2006-10-30

uma semana depois




derrama o teu leite
na borda do parágrafo
sem abreviaturas
nem pontos cardeais
vale sempre a pena chorar
para aumentar os lagos
na berma dos teus olhos
duas luas

o não
meu amor
é uma rotunda
no meio do deserto
se agora fosse antes
davas três voltas comigo
e bebias do mais fresco oásis
tu és sal para a minha sede


*


(fotografia de almor loucão)

2006-10-23

faz hoje dois anos





(fotografia de autor desconhecido)

2006-10-19

a indiferença




a tua ausência é uma casa tão fria
que tenho os ossos na ponta da língua
não são os ossos do meu corpo
que habitam este lugar em chamas
são os ossos dos meus mortos
foi preciso perder-te para ter
na minha boca um caixão a arder
se a indiferença tem mau hálito
escrever é uma questão de higiene
fecho os olhos e vai a enterrar
um beijo que mata devagar



*

(fotografia de ricardo tavares)

2006-10-09

da obsessão




vens aqui. todos os dias. não te identificas. escreves insultos. fazes acusações. seleccionas as palavras. o calão é uma linguagem. uma forma de comunicar. um sintoma. o ciúme bem podia ser uma casa de parasitas. bichos gordos imovéis. presos na sua própria banha. mas não o teu. mais cego que invisual. hás-de ler esta carta. na diagonal. ou atravessada. preferia que ouvisses. escuta. és uma mulher. é tempo de vindimas. os homens pisam as uvas. debaixo dos pés. no lagar. menos o poeta. entende isto. para ele. o teu corpo é uma encosta. o teu peito uma ramada. quando lhe toca. é vento contra as folhas. da tua pele. e em cada cacho. dos teus seios. arredonda as formas. pisa as uvas. debaixo das mãos. debaixo da boca. bebe o vinho. ainda quente. ainda doce. fica tonto. embriagado. quando chega ao lagar. só pensa em morrer. só pensa em matar. quando o vinho fermenta. no meio das pernas dele. no meio das tuas pernas. já não pensa. sobe sobe sobe. pelas vinhas acima. até arrancar as folhas. até sangrar os cachos. as uvas todas. numa só colheita. numa só semente. para reproduzir as videiras. tudo o que lhe importa. é o mata bicho. e ser um grande escritor.


*

(quadro de artur boal)

2006-10-06

parabéns, alberto




foi no desmaio de maio que ele começou a fazer o amor. com a lua grávida e as mãos cheias de ternura. assomou à porta descalço. os dedos em órbita denunciando a vertigem. o olhar pesado junto à calvície do esperma. um milhafre algemado nas veias. um pergaminho enrolado ao pulso.

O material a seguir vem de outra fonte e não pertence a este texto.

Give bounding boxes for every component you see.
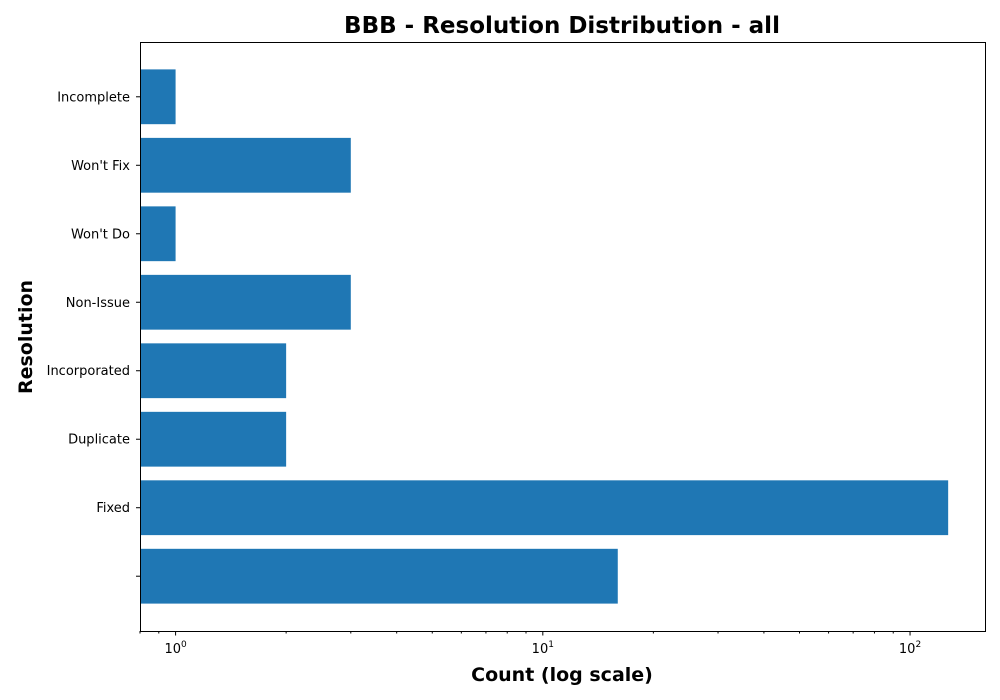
y-tick-label: Fixed [96,501,130,516]
x-tick-label: 102 [899,640,921,657]
bar-won-t-do [140,206,176,262]
bar-unlabeled [140,548,618,604]
bar-non-issue [140,274,351,330]
bar-duplicate [140,411,287,467]
y-tick-label: Incorporated [47,364,130,379]
y-tick-label: Incomplete [57,90,130,105]
x-tick-label: 100 [164,640,187,657]
y-tick-label: Won't Do [71,227,130,242]
y-axis-label: Resolution [15,280,37,394]
bar-incorporated [140,343,287,399]
bar-won-t-fix [140,137,351,193]
x-axis: 100 101 102 [139,631,921,657]
y-axis: Fixed Duplicate Incorporated Non-Issue Won't… [47,90,140,577]
chart-title: BBB - Resolution Distribution - all [344,13,780,39]
y-tick-label: Duplicate [68,433,130,448]
bars-layer [140,69,949,604]
x-axis-label: Count (log scale) [471,664,653,686]
bar-incomplete [140,69,176,125]
bar-fixed [140,480,949,536]
plot-frame [140,42,986,632]
y-tick-label: Non-Issue [66,296,130,311]
y-tick-label: Won't Fix [71,159,130,174]
x-tick-label: 101 [532,640,554,657]
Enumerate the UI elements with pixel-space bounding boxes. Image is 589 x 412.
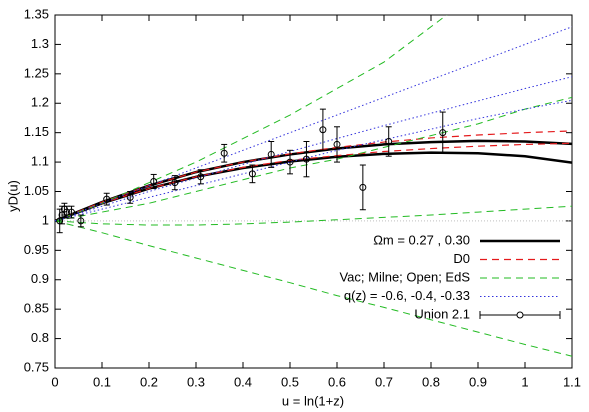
data-point	[439, 129, 447, 137]
y-tick-label: 0.95	[24, 242, 49, 257]
data-point	[385, 137, 393, 145]
curve	[55, 220, 572, 357]
x-tick-label: 0.9	[469, 374, 487, 389]
data-point	[359, 183, 367, 191]
y-tick-label: 1.25	[24, 65, 49, 80]
data-point	[77, 217, 85, 225]
x-axis-label: u = ln(1+z)	[282, 393, 344, 408]
curve	[55, 99, 572, 222]
data-point	[63, 208, 71, 216]
data-point	[67, 208, 75, 216]
y-tick-label: 1.3	[31, 36, 49, 51]
data-point	[171, 179, 179, 187]
y-tick-label: 1.35	[24, 6, 49, 21]
y-tick-label: 1.1	[31, 154, 49, 169]
y-tick-label: 0.9	[31, 271, 49, 286]
data-point	[267, 150, 275, 158]
x-tick-label: 0.3	[187, 374, 205, 389]
curve	[55, 151, 572, 223]
curve	[55, 15, 448, 222]
y-axis-label: yD(u)	[5, 180, 20, 212]
legend-label: q(z) = -0.6, -0.4, -0.33	[344, 288, 470, 303]
data-point	[220, 149, 228, 157]
curve	[55, 76, 572, 222]
curve	[55, 26, 572, 222]
y-tick-label: 1.15	[24, 124, 49, 139]
data-point	[286, 158, 294, 166]
curve	[55, 96, 572, 222]
plot-area	[55, 15, 572, 357]
x-tick-label: 0.8	[422, 374, 440, 389]
x-tick-label: 0.7	[375, 374, 393, 389]
x-tick-label: 0.5	[281, 374, 299, 389]
y-tick-label: 1	[42, 212, 49, 227]
x-tick-label: 0.1	[93, 374, 111, 389]
curve	[55, 139, 572, 223]
legend-label: D0	[453, 251, 470, 266]
x-tick-label: 0.6	[328, 374, 346, 389]
y-tick-label: 0.85	[24, 301, 49, 316]
y-tick-label: 1.05	[24, 183, 49, 198]
curve	[55, 142, 572, 222]
data-point	[319, 126, 327, 134]
legend-swatch	[516, 311, 524, 319]
y-tick-label: 1.2	[31, 95, 49, 110]
legend-label: Ωm = 0.27 , 0.30	[373, 232, 470, 247]
y-tick-label: 0.8	[31, 330, 49, 345]
data-point	[248, 170, 256, 178]
data-point	[302, 155, 310, 163]
x-tick-label: 0.2	[140, 374, 158, 389]
data-point	[103, 195, 111, 203]
data-point	[150, 177, 158, 185]
legend-label: Union 2.1	[414, 306, 470, 321]
data-point	[333, 140, 341, 148]
y-tick-label: 0.75	[24, 359, 49, 374]
legend-label: Vac; Milne; Open; EdS	[339, 269, 470, 284]
x-tick-label: 1.1	[563, 374, 581, 389]
x-tick-label: 0	[51, 374, 58, 389]
x-tick-label: 0.4	[234, 374, 252, 389]
x-tick-label: 1	[521, 374, 528, 389]
data-point	[126, 193, 134, 201]
curve	[55, 205, 572, 226]
curve	[55, 130, 572, 222]
data-point	[197, 173, 205, 181]
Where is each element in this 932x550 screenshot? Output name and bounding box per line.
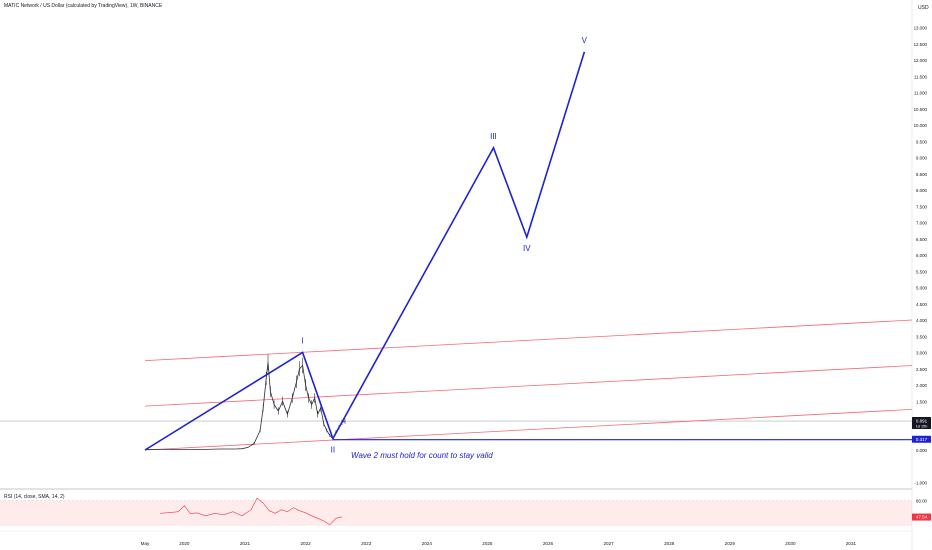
time-tick-label: 2031 [846, 541, 857, 546]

ela chegou no fim do poema. ele disse morria nas vírgulas do teu cabelo. ela não ouviu o resto. pensou que era o vento. costuma morrer na pontuação. mas não era. ele arrumou as palmas nas calças e saiu. não a viu. anoitecia-lhe já o corpo. cinco meses. e um dia. depois. amanheceu.


*

(fotografia de augusto peixoto)

2006-10-02

da inocência



a felicidade custa duzentos pesos. como um mapa. num olho o medo. no outro a esperança. ela estava a comprar cigarrilhas. mais caras que a felicidade. por causa do suplemento. a baunilha. ele estava pendurado na porta da loja. usava calções. encarnados. uma caixa de madeira. pequena. parecia uma caixa de engraxar sapatos. nenhum boião de graxa lá dentro. três garrafas vazias. sujas. mais nada. chamou-a: senhôra. num "ô" arrastado. "senhôora". ela virou-se. ele pediu caramelos. não haviam na loja. só vendiam tabaco. falso. postais azuis. impróprios para oferecer em branco. rum. confiscado no aeroporto. no meio dos olhos dele. o desalento. fechou o do medo. abriu o da esperança. e pediu coca cola. não havia na loja. ali no bar senhôra. o eco do "ô" na compaixão dela. a rua era escura. ela receou o caminho. mas o desalento. e atravessou a rua. mais quatro pares de olhos. cinco putos. cada um para um dedo de uma mão. cinco coca colas. uma para cada um. cinco sorrisos. cinco sóis na escuridão da rua. cinco beijos. tão bonitos. tão puros. cinco braços no ar. a desenhar o adeus. cinco dedos vazios. na outra mão dela.